A veces deseaba haberse alistado en el ejército. Le gustaba creer que sus talentos habrían encajado bien en el ámbito militar, si hubiesen tolerado su dificultad a la hora de aceptar órdenes. «Tal vez debería haberlo intentado en la CIA», pensó. Habría sido un espía excelente, o un asesino a sueldo. Le habría gustado eso. Estilo James Bond. Habría sido el mejor. En cambio, se dijo, estaba destinado a convertirse en un criminal. Lo que le gustaba estudiar era el peligro.
Vio que el grupo empezaba a moverse. Se pusieron de pie casi a la vez, se sacudieron la ropa, ajenos a todo lo que no fuera su propio entorno de risas y charla feliz.
Él echó a andar, siguiéndolos lentamente, sin reducir distancias, mezclándose con los peatones, hasta que Ashley y los demás subieron una escalinata y entraron en un edificio.
Sabía que su última clase terminaba a las 16.30. Luego iría al museo a trabajar dos horas. Se preguntó si ella tendría planes para esa noche.
Se preguntó. Siempre se preguntaba.
– Pero hay algo que no entiendo del todo…

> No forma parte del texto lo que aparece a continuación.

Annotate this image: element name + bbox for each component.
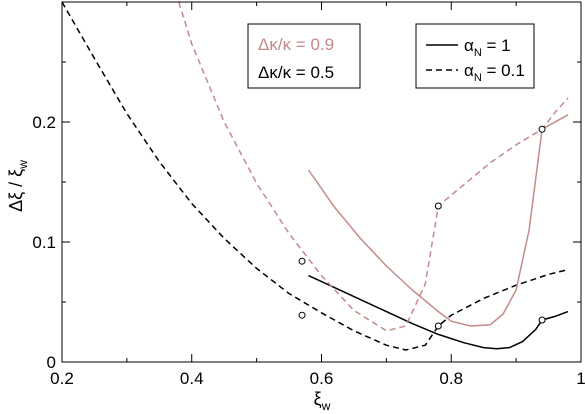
data-marker-pink-0 <box>298 257 306 265</box>
x-tick-label: 0.4 <box>180 369 204 388</box>
legend-alpha-box <box>415 23 535 89</box>
x-tick-label: 1 <box>576 369 585 388</box>
legend-kappa-05-label: Δκ/κ = 0.5 <box>258 63 334 82</box>
legend-kappa-box <box>247 23 361 89</box>
data-marker-black-1 <box>434 322 442 330</box>
legend-kappa-09-label: Δκ/κ = 0.9 <box>258 35 334 54</box>
y-tick-label: 0.1 <box>32 233 56 252</box>
series-line-pink-dashed <box>178 2 569 332</box>
y-tick-label: 0.2 <box>32 113 56 132</box>
x-tick-label: 0.8 <box>439 369 463 388</box>
series-line-black-solid <box>308 274 569 350</box>
legend-alpha-1-label: αN = 1 <box>464 36 511 59</box>
y-tick-label: 0 <box>47 353 56 372</box>
data-marker-black-2 <box>538 316 546 324</box>
x-tick-label: 0.2 <box>50 369 74 388</box>
plot-area <box>62 2 569 351</box>
legend-alpha-01-label: αN = 0.1 <box>464 61 525 84</box>
x-tick-label: 0.6 <box>310 369 334 388</box>
axes: 0.2 0.4 0.6 0.8 1 0 0.1 0.2 <box>32 1 585 388</box>
data-marker-pink-1 <box>434 202 442 210</box>
legend-kappa: Δκ/κ = 0.9 Δκ/κ = 0.5 <box>247 23 361 89</box>
y-axis-title: Δξ / ξw <box>6 160 30 212</box>
x-axis-title: ξw <box>314 389 331 413</box>
data-marker-pink-2 <box>538 125 546 133</box>
legend-alpha: αN = 1 αN = 0.1 <box>415 23 535 89</box>
series-line-pink-solid <box>307 114 569 327</box>
data-marker-black-0 <box>298 311 306 319</box>
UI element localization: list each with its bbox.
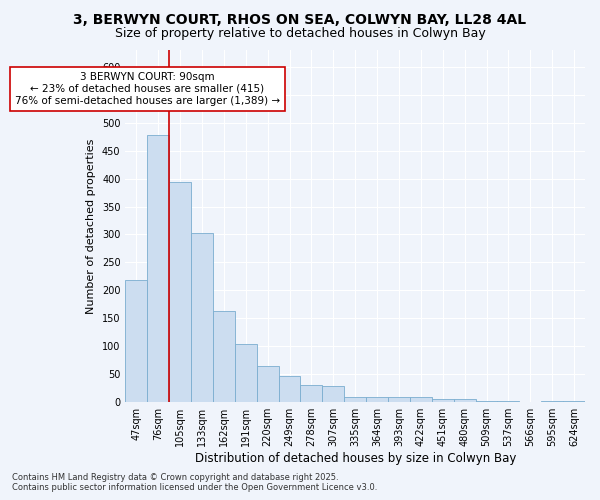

– ¿Qué? -respondió con paciencia, como una maestra con un niño retrasado.
– Si ese tipo…
– Michael. Michael O'Connell. Un bonito nombre irlandés. Un nombre de Boston. Debe de haber mil nombres iguales desde Brockton hasta Somerville. Evoca a monaguillos agitando incienso y cantando en el coro, o bomberos con kilts tocando la gaita el día de San Patricio.